- A Ponte da Marcha -
Mesmo estando no alto de uma torre no Castelo Cinza, Finnan pôde ouvir os clamores da população que alegravam-se em ver a marcha dos catorze cavaleiros que atravessavam as ruas em direção à Ponte da Marcha.
Finnan havia passado as últimas horas sozinho em seu luxuoso quarto. Quando acordou, os criados vieram lhe trazer uma leve refeição para o desjejum, cardápio selecionado especialmente por sua mãe, a rainha. Era desejo dela que o filho se alimentasse bem todas as manhãs, mesmo que ele não gostasse de aveia e leite. Não havia a necessidade de vestir-se com seus trajes elegantes desta vez. Ao invés disso, solicitou que seu escudeiro lhe ajudasse a preparar sua armadura. Todas as peças metálicas eram adequadas ao seu porte.
Enquanto Lermino prendia as ombreiras, Finnan permanecia reflexivo fitando o chão lustroso.
— Vai ser uma missão importante, Alteza. — disse o escudeiro.
— Sim.
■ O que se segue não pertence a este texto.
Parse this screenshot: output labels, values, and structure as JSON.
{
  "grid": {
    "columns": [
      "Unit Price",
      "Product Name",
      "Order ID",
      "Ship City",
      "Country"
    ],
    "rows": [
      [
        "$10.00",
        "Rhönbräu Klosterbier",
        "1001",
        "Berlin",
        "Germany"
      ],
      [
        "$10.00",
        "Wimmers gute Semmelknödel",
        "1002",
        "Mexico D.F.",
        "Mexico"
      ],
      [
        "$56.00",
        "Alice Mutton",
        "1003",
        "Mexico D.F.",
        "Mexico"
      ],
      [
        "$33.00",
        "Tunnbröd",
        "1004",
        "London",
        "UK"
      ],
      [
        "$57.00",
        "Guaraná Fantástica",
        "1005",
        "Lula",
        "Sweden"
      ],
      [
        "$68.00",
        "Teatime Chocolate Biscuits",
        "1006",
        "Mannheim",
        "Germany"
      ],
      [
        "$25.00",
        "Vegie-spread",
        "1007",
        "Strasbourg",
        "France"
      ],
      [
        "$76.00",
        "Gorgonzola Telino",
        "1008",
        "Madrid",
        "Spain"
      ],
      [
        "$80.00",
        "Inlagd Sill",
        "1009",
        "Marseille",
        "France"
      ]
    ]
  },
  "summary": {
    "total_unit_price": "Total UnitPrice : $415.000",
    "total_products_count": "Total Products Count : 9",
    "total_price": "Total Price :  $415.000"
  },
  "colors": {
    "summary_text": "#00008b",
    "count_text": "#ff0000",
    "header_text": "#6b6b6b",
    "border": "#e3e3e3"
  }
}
Muito importante.
— O senhor deve estar sendo consumido por uma ansiedade inquietante. Imagino as glórias e honrarias que lhe serão dadas quando retornar à cidade.
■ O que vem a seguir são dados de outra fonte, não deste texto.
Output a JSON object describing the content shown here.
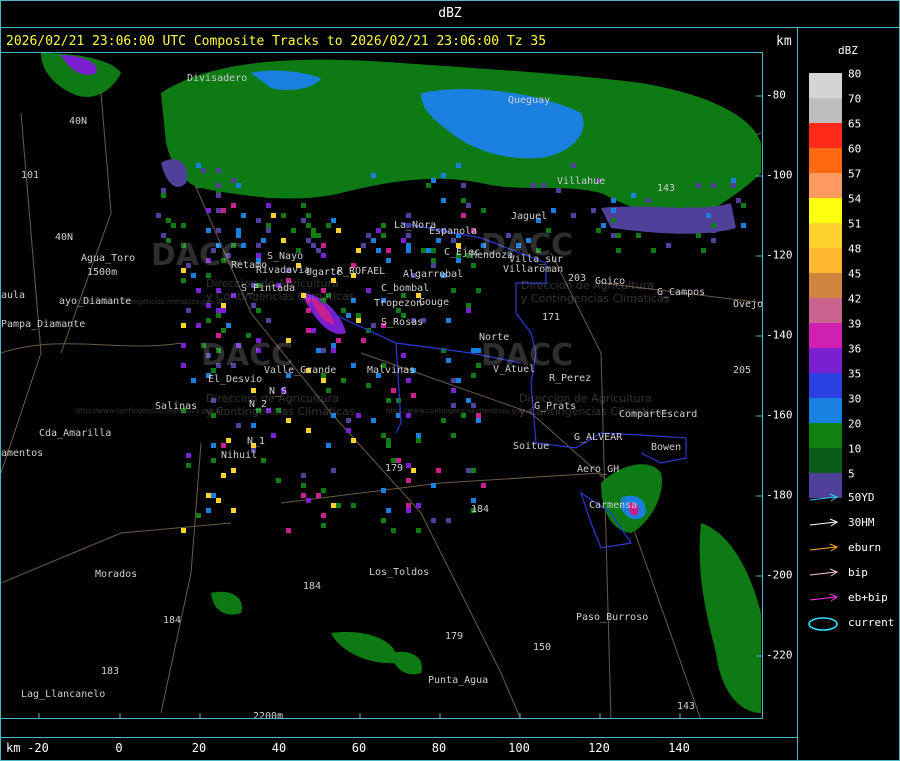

— Faça o que tem que fazer em silêncio. Não quero gastar palavras nesta manhã.
Com a armadura devidamente colocada, Finnan apanhou sua espada, conferiu a firmeza de seu cinto e a embanhou, partindo assim corredor afora.
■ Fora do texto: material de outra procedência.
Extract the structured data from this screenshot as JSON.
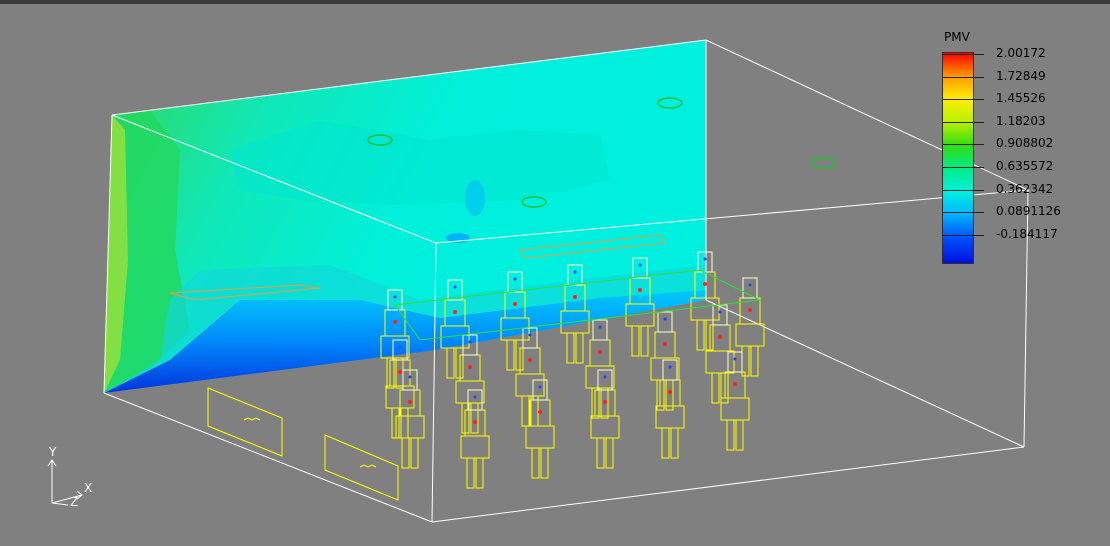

Foi necessário que descesse inúmeros degraus e escadarias para deixar a torre e alcançar os portões dianteiros, lá o seu corcel o aguardava. Antes de cruzar um estreito corredor, uma entrada desguardada lhe chamou a atenção, era a entrada para o Salão Real. Vendo que não estava sendo observado por ninguém, ele se pôs a caminhar em sua direção.
O salão estava vazio, quieto e pouco iluminado. O local era extenso e possuía quatro fileiras de colunas quadrangulares. No topo de cada coluna, havia um bandeira negra que pendia em forma de ceta. Nas robustas bases, fileiras de candelabros negros que projetavam esferas luminosas mágicas, mas estavam apagadas devido o horário da manhã. Finnan deu alguns passos que ecoaram por todo local. Caminhou até pisar no extenso tapete negro que estendia-se até o alto portão na entrada do salão. Quando ele virou a cabeça para o lado, viu-se diante do trono do rei.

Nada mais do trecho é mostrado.